Shearing legend David Fagan competes in the 2015 Golden Shears open championship. Picture: Golden Shears.

Shearing legend David Fagan competes in the 2015 Golden Shears open championship. Picture: Pete Nikolaison.

Fagan and Ferguson eliminated

After the elimination of Fagan and Ferguson, the winners of 18 finals between them this season, the pace in the final was expected to be a battle between Mutch and King, and possibly the unheralded 30-year-old Pyper, who ultimately was top emerge as a serious hope of being the first South Island shearer to win the title since 1989, Mr Laing said.

The lead see-sawed mainly between King and Pyper, on stands one and two, but King ultimately finished first in 17 minutes 36.835sec, almost losing his last sheep over the front side of the board instead of through the porthole.

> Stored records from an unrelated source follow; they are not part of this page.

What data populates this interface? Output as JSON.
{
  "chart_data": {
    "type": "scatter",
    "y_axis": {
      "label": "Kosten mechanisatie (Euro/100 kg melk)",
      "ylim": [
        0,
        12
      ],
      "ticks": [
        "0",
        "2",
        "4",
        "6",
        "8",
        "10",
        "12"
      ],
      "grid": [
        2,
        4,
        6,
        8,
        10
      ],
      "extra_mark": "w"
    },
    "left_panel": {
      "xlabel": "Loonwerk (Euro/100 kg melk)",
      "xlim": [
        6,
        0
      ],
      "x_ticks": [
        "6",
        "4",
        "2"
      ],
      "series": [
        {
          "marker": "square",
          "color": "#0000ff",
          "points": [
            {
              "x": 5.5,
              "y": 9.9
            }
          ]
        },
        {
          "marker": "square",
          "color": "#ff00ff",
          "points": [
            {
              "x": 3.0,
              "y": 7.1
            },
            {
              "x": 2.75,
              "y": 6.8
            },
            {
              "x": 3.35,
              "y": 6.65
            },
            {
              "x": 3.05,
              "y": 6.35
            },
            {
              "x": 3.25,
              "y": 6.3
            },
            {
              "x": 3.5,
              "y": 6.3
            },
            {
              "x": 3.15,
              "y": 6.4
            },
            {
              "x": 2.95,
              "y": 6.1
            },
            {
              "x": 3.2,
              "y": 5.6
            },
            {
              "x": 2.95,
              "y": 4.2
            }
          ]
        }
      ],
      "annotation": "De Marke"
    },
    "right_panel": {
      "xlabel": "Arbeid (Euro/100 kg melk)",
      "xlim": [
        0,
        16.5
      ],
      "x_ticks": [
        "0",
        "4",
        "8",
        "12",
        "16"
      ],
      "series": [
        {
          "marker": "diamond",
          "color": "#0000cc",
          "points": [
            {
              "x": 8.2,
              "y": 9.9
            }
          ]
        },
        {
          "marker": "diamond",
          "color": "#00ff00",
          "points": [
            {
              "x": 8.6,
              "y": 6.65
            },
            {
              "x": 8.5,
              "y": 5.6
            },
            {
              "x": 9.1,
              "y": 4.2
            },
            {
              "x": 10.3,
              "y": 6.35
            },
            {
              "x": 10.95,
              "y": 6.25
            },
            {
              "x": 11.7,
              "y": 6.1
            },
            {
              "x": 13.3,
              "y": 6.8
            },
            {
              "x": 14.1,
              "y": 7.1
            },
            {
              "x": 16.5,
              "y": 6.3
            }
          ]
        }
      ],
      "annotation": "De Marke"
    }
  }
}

He beat Pyper by 10 seconds, Mutch by 20, and fast-finishing surprise packet Aaron Haynes, of Feilding, who finished in 18 minutes 4.407sec.

Mutch scores win on quality points

Few in a crowd of well over 1600 were prepared to pick the ultimate outcome while judges calculated pen quality points, and ultimately Mutch, scoring well in quality points but still not the best, had done enough to win by just 0.596pts from Haynes, Golden Shears said.

Southland shearer Nathan Stratford had his best result in six Golden Shears Open finals by finishing third, and claiming the honours for best quality points.

King, the 2006 winner and in the final for a 9th time, was 4th, followed by first-time finalists Murray Henderson, of Feilding, and Pyper.

Mutch first reached the Golden Shears Open final in 2005 and the 2015 final was his sixth, the best previous results having been two fourth placings.

In other major events on the final night, Rakaia shearer Tony Coster returned to No 1 as New Zealand’s top all-wools shearer by winning the PGG Wrightson National Circuit final, having won three times consecutively from 2009 to 2011, while 23-year-old Joel Henare, of Gisborne, won his third consecutive Golden Shears Open woolhandling title, Mr Laing said.

Fagan was honoured on stage to a standing ovation marking the end of a Golden Shears career spanning 35 years.

On Thursday, Lanarkshire lassie Claire Wilson’s novice Woolhandling win was Scotland’s first New Zealand Golden Shears title since senior shearer Doug Lambie’s win in 1990.